Sales totaled $394.1 million, down 1.6% from a year ago, but beat Wall Street's expectations of $377.4 million.
Gross margin for the quarter was 51.6% compared with 48% for the same period last year.
Separately, Wedbush raised its target price for Deckers to $138 a share from $130.
Deckers said it earned $264.3 million, or $8.84 a share for the year, while revenue totaled $2.02 billion.
For the current quarter ending in July, Deckers said it expects losses to range from $1.25 a share to $1.15 a share. Revenue is expected to range from $250 million to $260 million. Analysts had expected revenue of $388.8 million.
For the full year, Deckers expects earnings in the range of $8.20 to $8.40 a share, with revenue ranging from $2.1 billion to $2.12 billion.

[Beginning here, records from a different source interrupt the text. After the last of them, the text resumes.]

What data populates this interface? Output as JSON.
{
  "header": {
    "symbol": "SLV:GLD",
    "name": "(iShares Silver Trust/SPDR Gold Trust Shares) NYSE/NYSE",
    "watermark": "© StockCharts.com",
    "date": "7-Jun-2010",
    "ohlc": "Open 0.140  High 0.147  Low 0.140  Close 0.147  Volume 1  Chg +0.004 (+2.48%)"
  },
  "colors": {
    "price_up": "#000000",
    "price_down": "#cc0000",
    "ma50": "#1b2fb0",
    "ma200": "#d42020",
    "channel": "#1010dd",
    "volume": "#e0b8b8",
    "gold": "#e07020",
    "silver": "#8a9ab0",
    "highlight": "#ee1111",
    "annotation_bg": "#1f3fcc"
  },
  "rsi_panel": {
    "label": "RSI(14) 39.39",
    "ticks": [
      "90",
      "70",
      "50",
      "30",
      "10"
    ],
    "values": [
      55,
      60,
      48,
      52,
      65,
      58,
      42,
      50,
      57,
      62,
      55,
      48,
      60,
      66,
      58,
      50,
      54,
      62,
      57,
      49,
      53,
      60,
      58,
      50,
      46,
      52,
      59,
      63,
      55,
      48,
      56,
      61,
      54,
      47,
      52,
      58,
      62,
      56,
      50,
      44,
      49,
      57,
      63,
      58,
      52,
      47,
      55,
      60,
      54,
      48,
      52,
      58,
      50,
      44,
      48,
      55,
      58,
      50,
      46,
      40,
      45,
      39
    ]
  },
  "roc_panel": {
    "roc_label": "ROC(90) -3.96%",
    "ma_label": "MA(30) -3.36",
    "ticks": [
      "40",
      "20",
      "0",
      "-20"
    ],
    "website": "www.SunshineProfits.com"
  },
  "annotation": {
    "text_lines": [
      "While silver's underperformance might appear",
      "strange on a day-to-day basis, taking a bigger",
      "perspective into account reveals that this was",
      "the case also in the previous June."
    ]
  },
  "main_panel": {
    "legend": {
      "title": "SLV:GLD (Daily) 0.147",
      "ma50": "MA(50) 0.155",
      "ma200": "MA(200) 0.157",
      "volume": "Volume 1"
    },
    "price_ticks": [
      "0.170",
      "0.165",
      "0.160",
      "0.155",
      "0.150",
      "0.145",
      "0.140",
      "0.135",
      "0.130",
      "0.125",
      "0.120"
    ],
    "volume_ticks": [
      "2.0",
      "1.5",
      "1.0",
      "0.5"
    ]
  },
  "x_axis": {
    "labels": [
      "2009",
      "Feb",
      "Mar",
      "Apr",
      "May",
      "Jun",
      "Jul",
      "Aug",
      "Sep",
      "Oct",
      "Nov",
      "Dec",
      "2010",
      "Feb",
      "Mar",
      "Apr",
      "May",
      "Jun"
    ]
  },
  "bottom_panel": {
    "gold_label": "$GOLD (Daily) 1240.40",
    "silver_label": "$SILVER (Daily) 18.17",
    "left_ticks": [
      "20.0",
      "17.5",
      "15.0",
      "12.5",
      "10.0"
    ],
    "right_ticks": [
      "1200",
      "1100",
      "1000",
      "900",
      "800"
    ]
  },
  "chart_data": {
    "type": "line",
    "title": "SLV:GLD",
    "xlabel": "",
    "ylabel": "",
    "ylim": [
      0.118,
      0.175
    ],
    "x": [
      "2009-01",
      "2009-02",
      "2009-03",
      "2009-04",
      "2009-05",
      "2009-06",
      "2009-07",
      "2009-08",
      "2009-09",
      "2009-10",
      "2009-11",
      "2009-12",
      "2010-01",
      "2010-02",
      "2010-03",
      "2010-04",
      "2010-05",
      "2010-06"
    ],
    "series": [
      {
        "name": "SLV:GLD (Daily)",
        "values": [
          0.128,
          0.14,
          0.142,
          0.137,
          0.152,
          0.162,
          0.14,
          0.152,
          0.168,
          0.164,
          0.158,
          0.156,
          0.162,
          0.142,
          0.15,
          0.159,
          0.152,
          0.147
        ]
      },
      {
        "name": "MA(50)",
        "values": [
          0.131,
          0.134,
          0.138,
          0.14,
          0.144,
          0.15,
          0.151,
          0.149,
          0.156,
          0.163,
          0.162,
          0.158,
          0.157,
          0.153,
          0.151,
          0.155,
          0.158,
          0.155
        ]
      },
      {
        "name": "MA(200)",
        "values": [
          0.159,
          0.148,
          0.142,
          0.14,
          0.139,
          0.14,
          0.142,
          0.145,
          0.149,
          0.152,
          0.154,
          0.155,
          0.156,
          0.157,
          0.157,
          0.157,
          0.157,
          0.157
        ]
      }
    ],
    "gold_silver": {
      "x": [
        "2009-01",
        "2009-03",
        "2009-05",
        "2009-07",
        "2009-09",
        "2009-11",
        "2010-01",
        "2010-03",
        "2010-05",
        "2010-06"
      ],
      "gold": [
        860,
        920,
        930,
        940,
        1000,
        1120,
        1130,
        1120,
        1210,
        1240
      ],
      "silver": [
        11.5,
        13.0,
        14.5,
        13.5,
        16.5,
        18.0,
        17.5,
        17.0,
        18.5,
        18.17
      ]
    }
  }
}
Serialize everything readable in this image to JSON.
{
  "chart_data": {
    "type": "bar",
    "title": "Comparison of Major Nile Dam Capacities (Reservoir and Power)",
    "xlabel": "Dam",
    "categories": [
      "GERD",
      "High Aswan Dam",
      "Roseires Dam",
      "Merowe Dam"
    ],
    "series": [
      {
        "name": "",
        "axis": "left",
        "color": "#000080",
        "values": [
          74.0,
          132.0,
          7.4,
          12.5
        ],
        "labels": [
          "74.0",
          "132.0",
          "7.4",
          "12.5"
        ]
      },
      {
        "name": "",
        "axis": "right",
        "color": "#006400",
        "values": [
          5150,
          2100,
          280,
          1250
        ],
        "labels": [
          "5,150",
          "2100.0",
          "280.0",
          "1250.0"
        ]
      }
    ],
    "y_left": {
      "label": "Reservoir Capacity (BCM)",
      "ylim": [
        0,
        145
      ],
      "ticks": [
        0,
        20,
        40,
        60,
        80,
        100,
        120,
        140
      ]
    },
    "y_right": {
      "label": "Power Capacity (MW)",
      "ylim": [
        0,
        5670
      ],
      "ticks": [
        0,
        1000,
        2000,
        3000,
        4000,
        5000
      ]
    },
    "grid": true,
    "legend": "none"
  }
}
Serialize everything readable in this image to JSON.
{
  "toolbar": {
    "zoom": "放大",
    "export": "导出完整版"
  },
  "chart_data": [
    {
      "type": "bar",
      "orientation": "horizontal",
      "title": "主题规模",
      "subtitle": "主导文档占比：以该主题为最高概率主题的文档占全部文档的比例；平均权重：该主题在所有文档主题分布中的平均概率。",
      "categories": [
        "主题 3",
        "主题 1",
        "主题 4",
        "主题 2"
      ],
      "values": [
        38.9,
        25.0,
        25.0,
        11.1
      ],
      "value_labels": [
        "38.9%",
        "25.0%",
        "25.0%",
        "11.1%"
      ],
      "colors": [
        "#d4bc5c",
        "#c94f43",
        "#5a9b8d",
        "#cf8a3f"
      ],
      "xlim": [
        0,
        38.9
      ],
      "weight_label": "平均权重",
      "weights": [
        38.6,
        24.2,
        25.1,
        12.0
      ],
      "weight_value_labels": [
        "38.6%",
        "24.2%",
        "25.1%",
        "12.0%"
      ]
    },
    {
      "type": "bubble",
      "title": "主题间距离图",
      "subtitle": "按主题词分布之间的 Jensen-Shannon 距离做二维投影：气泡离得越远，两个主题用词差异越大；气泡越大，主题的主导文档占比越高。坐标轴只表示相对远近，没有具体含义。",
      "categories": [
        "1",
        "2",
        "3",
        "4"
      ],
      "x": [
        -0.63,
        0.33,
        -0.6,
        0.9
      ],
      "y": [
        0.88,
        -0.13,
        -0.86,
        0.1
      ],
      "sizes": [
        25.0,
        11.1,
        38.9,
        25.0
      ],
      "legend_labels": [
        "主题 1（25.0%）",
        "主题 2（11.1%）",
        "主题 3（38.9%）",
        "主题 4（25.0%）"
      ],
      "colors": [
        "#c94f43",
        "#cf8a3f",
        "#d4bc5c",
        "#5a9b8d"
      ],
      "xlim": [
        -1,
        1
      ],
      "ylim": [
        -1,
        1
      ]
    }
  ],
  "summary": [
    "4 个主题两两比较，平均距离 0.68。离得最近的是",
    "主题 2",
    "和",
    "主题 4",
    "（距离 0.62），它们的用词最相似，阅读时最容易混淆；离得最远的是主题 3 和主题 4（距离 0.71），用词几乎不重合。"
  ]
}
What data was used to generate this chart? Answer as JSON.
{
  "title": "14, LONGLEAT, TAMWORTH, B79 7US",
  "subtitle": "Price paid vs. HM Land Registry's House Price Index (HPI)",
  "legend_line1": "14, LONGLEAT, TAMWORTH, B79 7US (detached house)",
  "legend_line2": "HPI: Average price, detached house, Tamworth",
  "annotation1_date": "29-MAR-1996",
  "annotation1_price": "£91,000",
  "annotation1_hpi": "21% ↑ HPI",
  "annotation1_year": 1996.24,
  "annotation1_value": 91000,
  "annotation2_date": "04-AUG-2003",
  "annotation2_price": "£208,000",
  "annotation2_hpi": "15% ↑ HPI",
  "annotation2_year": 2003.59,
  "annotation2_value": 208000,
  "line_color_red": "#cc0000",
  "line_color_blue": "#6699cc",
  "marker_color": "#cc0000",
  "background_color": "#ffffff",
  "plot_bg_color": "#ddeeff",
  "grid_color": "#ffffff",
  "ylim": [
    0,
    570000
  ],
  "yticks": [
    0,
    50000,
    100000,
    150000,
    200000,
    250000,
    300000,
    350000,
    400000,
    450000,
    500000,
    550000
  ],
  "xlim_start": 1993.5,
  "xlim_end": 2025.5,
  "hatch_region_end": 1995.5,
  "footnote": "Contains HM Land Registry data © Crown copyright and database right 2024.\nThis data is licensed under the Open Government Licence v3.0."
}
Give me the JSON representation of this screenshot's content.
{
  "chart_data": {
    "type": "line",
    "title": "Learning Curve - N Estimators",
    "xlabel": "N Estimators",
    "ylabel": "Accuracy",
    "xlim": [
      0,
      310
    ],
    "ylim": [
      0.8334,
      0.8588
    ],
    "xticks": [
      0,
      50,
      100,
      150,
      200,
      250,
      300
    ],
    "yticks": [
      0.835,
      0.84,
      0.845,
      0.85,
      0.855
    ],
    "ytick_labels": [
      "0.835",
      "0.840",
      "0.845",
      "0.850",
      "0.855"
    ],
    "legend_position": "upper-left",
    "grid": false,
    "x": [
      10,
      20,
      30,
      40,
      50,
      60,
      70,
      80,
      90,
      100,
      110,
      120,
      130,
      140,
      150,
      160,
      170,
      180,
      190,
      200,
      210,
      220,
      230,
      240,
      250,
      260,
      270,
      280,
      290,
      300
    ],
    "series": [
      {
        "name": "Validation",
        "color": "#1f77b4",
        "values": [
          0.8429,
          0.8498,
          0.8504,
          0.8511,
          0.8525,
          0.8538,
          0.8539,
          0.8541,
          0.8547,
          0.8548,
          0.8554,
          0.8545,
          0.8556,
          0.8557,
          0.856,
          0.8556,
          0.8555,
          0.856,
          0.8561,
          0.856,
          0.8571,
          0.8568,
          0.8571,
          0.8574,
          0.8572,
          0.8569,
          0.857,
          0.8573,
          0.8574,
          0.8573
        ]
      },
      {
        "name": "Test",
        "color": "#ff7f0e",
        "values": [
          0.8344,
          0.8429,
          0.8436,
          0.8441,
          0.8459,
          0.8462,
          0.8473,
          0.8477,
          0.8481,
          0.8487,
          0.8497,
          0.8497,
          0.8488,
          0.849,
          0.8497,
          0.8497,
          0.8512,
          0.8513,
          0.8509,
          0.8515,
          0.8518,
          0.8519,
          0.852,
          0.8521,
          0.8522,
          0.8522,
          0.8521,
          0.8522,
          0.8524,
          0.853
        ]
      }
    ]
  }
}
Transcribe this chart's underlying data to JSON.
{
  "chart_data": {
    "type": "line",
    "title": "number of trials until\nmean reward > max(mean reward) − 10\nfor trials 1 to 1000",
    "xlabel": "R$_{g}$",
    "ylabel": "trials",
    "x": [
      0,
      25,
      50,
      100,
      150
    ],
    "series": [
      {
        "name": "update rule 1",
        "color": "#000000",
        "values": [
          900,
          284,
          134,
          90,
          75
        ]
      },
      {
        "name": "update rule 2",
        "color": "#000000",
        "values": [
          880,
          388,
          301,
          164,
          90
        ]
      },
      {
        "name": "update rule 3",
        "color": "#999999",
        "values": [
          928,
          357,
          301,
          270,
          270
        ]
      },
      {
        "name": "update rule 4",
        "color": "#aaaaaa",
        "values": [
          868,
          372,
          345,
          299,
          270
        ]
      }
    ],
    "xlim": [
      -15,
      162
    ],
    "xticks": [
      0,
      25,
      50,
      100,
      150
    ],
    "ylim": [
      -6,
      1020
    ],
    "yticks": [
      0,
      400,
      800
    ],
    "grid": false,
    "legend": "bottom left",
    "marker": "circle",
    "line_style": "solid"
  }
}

"Fiscal 2019 represented another successful year for the Deckers organization, surpassing the milestone of $2 billion in revenue and doing so with exceptional levels of profitability, while achieving our long-range targets a year ahead of schedule," Dave Powers, president and CEO, said in a statement. "As we move forward in our strategic plan, we will maintain focus on positioning our brands for the future by enhancing our relationship with consumers, continuing to deliver innovative product solutions, and building brand awareness and strength across global markets."